OCLC locates 1 copy (Library of Congress).  We have offered the map for sale once in the past 25 years.

Condition Description
Restrike printed from the original copperplates on 20th-century paper.
Reference
Peter Barber, RICHES FOR THE GEOGRAPHY OF AMERICA AND SPAIN': FELIPE BAUZÁ AND HIS TOPOGRAPHICAL COLLECTIONS (1789-1848); British Library Journal Vol. 12, No. 1 (Spring 1986), pages 28-57.
Felipe Bauza Biography

Felipe Bauza (1764-1834) was a Spanish naval hydrographer who served in important roles on the Malaspina expedition and in the Spanish hydrographic administration. Born in Palma, Majorca, Bauza joined the Spanish navy at fifteen. A promising young officer, Tofiño y Varela employed him on surveying for the maritime atlas of Spain.

This work got him appointed as a hydrographer on the Malaspina expedition, Spain’s answer to the voyages of James Cook and La Perouse. Bauza was in charge of charting on the expedition. On the way back to Spain, he and a colleague, Espinosa y Tello, traveled overland from Valparaíso to Buenos Aires, making important observations along the way. However, back in Spain, the publication of the materials from the expedition staled due to political machinations.

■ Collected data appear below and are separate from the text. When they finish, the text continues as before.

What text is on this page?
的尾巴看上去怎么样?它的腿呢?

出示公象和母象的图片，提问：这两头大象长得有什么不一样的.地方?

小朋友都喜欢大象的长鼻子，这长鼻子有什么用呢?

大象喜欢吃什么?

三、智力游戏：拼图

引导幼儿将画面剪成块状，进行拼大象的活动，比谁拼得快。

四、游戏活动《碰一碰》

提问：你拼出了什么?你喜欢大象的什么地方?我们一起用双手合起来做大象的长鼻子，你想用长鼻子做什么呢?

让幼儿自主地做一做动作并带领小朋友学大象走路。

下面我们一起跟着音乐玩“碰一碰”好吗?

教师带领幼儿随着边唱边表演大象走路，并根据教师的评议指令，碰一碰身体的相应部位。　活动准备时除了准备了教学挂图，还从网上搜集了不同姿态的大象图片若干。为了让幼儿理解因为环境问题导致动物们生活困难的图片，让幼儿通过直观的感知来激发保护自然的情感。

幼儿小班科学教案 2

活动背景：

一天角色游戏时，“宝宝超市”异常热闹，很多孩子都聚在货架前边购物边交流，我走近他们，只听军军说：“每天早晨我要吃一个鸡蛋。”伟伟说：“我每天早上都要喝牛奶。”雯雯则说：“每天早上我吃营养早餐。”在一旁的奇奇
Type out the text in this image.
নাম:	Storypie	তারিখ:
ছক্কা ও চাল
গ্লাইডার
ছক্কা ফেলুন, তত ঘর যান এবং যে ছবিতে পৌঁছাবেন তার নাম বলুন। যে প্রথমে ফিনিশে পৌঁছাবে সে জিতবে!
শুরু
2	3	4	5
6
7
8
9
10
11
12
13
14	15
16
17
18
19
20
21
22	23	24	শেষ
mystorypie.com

Bauza was appointed to the Dirección de Hidrografía in 1797, where he served for decades. After fighting for Spanish independence from Napoleon’s troops, Bauza returned to Madrid to take on the Depósito Hidrográfico. This was not his only accolade; Bauza was a member of the Real Sociedad Económica Matritense (1805), the Real Academia de la Historia (1807), the Royal Bavarian Academy (1816), the Royal Society of London (1819), the Turin Academy of Sciences (1821), the Academia Nacional (1821), the Royal Geographical Society (1831), the Royal Maritime Society of Lisbon (1832), and awarded the Order of St. Vladimir by the Tsar of Russia.

In the 1820s, Bauza entered politics. This led to his exile in 1823. He lived in London, with a sizeable collection of charts that he had brought with him, hoping to return to Spain. However, in 1826, the Spanish Crown confirmed his death sentence. This sentence was finally lifted due to the amnesty of 1832 issued by Queen Maria Christina, but Bauza was not able to take it up. He died in London in 1834. His considerable chart collection was sold to various entities, including the British Admiralty, the British Museum, and the government of Venezuela.